Peter Grimm / 26.02.2022 / 13:00 / Foto: Mil.ru / 189 / Seite ausdrucken

Warum der Zwang zu einem Anti-Putin-Bekenntnis?

Münchens Oberbürgermeister drohte dem Chefdirigenten der Münchner Philharmoniker mit Entlassung, wenn dieser nicht öffentlich gegen Putin Stellung bezieht. Aber mit vom Staat erzwungenen Bekenntnissen wird vor allem jeder ehrliche Protest gegen den Überfall auf die Ukraine entwertet.

Viele Menschen in Deutschland demonstrieren und protestieren gerade gegen den von Wladimir Putin befohlenen Einmarsch in die Ukraine mit dem klar formulierten Ziel, das Land soweit zu unterwerfen, dass es gefügig der politischen Linie Moskaus folgt. Das führt auch zu vielen Solidaritätsbekundungen mit der angegriffenen Ukraine. Es sind meist ehrenwerte Bekenntnisse (beispielsweise hier), die von Bürgern aus freiem Willen abgegeben werden. 

Man muss damit natürlich nicht in allen Einzelheiten übereinstimmen, aber schönreden lässt sich dieser Einmarsch in die Ukraine nun einmal auch von den bekannten Verteidigern der Putin-Politik kaum. Es ist sicher richtig, den Heiligenschein vollkommener Unschuld, der der angegriffenen ukrainischen Führung gerade von weiten Teilen der westlichen Publizistik ganz solidarisch zugeschrieben wird, infrage zu stellen – für einen solchen Kriegseinsatz lässt sich daraus nicht ansatzweise eine auch nur fadenscheinige Legitimität konstruieren.

Diese Einsicht haben hierzulande offenbar manche derjenigen gewonnen, die zu den notorischen Putinisten gezählt werden. Einige sonst moskauaffine Genossen der Linkspartei beispielsweise distanzieren sich vom aktuellen Kriegskurs des russischen Präsidenten. Von den meisten hiesigen Putin-Anhängern hört man hingegen momentan so gut wie nichts. Sie schweigen. Und dieses Schweigen ist durchaus ehrlich, denn sie sind sicher ratlos. Selbst wenn sie den russischen Präsidenten gern verteidigen würden, bei diesem Kriegskurs fällt ihnen dazu sicher nicht viel ein.

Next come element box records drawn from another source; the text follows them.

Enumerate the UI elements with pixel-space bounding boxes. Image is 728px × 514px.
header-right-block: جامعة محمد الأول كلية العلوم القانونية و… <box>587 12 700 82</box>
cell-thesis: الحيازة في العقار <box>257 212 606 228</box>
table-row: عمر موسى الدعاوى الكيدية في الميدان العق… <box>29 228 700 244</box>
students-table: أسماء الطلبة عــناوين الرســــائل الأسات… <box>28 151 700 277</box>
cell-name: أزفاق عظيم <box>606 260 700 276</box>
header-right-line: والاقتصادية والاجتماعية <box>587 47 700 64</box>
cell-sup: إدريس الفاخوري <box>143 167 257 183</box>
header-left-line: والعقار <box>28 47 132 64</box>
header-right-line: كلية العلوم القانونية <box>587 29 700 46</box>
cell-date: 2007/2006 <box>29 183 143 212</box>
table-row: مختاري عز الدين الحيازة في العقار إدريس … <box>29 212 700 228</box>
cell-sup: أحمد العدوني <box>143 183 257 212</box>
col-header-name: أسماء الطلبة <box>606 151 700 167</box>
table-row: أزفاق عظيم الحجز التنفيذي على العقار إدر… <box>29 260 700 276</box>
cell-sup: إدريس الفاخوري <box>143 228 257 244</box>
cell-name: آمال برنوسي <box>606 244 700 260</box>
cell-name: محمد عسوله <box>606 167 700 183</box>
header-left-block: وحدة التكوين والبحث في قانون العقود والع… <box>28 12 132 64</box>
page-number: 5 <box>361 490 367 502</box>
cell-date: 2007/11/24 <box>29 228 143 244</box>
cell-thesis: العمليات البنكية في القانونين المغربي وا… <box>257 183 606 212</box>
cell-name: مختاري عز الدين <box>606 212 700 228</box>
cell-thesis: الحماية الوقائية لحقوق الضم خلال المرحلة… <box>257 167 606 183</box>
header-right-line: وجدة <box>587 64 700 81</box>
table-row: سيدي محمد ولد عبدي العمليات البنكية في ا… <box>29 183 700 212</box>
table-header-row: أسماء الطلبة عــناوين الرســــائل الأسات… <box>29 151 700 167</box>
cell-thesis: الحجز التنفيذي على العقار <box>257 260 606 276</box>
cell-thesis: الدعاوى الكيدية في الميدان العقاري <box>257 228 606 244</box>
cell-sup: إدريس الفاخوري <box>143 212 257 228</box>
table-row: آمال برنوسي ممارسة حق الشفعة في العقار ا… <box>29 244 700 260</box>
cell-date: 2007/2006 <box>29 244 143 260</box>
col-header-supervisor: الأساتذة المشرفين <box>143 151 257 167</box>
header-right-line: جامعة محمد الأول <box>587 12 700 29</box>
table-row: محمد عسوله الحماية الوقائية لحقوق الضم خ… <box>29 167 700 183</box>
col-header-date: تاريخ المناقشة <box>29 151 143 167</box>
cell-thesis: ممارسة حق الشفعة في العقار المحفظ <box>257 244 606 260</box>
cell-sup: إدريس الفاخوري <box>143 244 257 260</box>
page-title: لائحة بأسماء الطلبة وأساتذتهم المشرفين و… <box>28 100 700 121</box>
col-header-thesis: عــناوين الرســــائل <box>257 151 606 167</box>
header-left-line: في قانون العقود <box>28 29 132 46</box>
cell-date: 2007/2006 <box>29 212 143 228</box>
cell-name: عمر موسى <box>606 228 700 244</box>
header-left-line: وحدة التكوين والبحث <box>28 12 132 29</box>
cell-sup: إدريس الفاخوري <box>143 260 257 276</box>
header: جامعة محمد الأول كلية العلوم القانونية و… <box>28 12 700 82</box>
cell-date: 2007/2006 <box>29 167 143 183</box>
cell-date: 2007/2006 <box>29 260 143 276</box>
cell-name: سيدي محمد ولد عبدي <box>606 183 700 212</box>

In einer freien Gesellschaft sollte man solche schweigsamen Putin-Anhänger auch in Zeiten dieses Krieges nun in Ruhe dem weiteren Nachdenken überlassen. Vielleicht gedeihen in diesem Nachdenken Zweifel am bisherigen Weltbild. Aber es ist einer freien Gesellschaft nicht würdig (und dem Gedeihen von Zweifeln zudem abträglich), wenn man einen Schweigenden zu einem öffentlichen Bekenntnis wider seine bisherigen Überzeugungen nötigt.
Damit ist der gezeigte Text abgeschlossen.